BREAKING NEWS: Apple is a fairly successful company. Recently, Cupertino got tired of all that success with phones, pads, computers and watches…so it got into music streaming.
iTunes doesn’t quite scream “global domination,” so, Apple Music became a thing. The problem? People get to Apple Music the same way they get to its competitors (e.g., Spotify, Pandora, Grooveshark): through the App Store.
That small conflict has the Federal Trade Commission interested and ready to pounce. In fact, Sen. Al Franken (D-MN) is asking the Justice Department to further investigate whether the company is engaging in anticompetitive behavior.
This all started back in May, but the talks have really picked up steam following the company’s most recent earnings report announcement. That’s what leads to Apple’s latest round of bad PR: just the tax, ma’am. The Daily Dot points this out:
Apple runs the iTunes App Store, which sells all the games and utilities and social apps that litter your iPhone or iPad home screen, but it doesn’t host the sale of those apps for free.

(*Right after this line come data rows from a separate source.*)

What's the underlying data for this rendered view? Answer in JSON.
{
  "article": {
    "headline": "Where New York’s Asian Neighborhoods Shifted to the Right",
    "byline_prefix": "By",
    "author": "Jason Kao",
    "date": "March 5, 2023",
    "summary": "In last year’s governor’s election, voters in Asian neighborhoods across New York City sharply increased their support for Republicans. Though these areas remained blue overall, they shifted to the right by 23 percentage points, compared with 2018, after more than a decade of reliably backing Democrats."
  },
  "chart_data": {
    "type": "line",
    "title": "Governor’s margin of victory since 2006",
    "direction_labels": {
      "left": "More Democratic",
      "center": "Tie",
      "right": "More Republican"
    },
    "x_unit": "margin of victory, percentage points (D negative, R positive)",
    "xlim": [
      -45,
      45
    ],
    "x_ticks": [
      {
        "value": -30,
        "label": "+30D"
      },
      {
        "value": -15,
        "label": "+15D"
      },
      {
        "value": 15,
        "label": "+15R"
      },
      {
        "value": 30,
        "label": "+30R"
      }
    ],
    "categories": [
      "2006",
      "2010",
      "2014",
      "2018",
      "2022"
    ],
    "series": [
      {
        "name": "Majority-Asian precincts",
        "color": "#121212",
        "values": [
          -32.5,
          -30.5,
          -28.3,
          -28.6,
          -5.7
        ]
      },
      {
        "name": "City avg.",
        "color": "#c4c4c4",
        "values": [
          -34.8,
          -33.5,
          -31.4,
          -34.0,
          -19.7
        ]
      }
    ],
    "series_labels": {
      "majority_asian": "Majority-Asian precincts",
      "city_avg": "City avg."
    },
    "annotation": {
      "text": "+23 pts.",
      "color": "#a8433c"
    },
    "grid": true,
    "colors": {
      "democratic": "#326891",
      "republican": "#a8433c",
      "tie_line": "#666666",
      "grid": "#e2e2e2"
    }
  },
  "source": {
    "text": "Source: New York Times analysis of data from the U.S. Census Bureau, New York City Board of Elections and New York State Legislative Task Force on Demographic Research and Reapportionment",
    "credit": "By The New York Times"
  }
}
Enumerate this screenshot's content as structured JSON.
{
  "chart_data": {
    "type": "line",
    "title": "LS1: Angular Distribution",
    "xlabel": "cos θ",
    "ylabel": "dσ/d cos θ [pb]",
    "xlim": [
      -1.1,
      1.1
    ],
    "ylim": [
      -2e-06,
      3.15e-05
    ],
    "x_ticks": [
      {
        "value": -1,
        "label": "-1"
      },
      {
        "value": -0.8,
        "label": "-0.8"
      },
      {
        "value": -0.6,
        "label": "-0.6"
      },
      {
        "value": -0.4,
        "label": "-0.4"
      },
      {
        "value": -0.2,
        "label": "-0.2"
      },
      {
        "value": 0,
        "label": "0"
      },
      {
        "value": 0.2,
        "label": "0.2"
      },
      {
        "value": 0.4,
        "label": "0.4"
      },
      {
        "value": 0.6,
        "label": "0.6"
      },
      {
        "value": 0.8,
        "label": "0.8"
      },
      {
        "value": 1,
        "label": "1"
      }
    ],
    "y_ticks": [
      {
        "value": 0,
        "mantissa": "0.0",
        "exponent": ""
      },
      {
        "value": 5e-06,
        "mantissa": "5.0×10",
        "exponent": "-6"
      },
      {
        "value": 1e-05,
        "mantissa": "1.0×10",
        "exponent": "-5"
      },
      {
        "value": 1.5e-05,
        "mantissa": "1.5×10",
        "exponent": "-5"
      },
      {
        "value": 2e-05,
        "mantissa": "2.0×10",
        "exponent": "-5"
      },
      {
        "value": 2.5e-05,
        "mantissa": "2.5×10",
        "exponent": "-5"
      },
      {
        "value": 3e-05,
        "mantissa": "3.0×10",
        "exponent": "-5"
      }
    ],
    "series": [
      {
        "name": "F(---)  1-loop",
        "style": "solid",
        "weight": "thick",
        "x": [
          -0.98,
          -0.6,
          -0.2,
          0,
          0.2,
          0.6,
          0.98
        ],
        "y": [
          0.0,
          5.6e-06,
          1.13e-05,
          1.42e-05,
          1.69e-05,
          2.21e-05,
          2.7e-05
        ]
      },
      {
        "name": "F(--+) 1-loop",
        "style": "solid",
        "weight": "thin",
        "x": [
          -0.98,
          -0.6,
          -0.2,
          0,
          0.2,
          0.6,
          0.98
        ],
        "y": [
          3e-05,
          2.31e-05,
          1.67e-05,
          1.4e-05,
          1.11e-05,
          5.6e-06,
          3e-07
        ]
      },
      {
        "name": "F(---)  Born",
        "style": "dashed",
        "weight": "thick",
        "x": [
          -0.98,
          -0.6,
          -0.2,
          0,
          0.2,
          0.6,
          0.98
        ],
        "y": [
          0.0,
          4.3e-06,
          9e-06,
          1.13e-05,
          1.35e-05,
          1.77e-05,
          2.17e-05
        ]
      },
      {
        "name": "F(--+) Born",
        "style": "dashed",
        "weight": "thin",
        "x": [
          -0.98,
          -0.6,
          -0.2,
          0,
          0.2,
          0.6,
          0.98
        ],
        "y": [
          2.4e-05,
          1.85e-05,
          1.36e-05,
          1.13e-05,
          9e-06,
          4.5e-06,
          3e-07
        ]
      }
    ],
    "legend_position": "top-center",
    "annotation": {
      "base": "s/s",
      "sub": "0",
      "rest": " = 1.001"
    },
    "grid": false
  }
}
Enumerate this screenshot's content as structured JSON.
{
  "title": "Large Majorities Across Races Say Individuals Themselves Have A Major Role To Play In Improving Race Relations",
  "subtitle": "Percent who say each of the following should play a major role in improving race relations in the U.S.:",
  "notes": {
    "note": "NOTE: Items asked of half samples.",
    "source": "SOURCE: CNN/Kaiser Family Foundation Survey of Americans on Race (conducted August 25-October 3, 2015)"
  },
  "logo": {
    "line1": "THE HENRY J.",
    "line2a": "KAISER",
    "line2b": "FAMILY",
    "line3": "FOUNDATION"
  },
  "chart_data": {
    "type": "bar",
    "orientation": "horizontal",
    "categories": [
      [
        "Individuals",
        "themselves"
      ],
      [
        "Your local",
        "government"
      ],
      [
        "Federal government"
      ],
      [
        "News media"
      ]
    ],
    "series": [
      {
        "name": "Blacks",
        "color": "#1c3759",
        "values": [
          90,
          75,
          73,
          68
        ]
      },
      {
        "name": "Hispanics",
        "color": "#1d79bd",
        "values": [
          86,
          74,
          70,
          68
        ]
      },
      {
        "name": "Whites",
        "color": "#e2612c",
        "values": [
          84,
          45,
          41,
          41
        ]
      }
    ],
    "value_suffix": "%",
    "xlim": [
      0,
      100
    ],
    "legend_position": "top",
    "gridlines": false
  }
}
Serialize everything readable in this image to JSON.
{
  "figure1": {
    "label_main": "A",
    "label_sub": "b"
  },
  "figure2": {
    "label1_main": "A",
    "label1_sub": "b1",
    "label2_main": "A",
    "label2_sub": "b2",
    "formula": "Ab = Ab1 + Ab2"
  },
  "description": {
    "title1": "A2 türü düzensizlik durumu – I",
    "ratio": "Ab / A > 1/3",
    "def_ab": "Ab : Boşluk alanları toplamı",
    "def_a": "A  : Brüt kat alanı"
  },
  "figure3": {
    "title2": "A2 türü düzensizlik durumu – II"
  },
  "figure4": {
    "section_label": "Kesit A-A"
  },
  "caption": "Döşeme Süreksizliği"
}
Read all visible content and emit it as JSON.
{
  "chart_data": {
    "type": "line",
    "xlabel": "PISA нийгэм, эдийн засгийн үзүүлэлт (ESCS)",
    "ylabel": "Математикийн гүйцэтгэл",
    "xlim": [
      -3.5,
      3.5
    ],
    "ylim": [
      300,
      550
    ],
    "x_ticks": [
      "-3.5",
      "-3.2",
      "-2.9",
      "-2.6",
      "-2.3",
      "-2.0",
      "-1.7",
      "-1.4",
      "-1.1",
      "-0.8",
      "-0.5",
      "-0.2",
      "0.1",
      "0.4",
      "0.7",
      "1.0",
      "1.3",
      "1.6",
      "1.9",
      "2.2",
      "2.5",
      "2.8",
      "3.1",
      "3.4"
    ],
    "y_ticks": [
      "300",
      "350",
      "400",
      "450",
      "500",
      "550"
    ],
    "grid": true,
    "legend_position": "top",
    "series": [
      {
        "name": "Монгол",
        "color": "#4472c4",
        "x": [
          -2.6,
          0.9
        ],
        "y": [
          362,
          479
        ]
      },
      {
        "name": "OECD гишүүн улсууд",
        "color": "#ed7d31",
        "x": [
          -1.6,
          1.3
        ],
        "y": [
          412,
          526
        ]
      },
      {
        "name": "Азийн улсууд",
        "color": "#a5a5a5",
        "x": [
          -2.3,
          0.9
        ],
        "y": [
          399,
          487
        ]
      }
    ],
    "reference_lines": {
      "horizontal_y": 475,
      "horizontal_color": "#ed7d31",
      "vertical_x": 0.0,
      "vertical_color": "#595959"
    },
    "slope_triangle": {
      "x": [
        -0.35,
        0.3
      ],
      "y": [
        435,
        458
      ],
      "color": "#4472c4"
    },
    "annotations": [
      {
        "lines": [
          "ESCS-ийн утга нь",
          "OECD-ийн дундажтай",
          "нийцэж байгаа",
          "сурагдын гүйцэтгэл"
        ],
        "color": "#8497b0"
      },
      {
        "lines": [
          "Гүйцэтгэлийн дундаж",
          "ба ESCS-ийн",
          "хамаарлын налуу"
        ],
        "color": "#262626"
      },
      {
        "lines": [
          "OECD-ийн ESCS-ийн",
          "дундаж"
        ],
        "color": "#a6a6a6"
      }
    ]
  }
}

Apple’s cut is 30 percent of every transaction that takes place on its own marketplace—this is in line with most digital shops, and isn’t anything out of the ordinary—and since streaming services such as Spotify can only be downloaded to an iOS device via the App Store, they also fall under that umbrella.
Spotify and its kin are free to download, and Apple can’t take a cut of nothing, so those downloads aren’t the issue. However, when a customer using the Spotify app wants to subscribe to Spotify’s premium service, that transaction takes place via an in-app purchase which goes through the App Store and is then subject to Apple’s 30 percent fee.
This is not a company in need of recuperating lost costs, so when a 30 percent Apple Tax keeps coming around to haunt the competition, Congress gets a little concerned. So do the customers.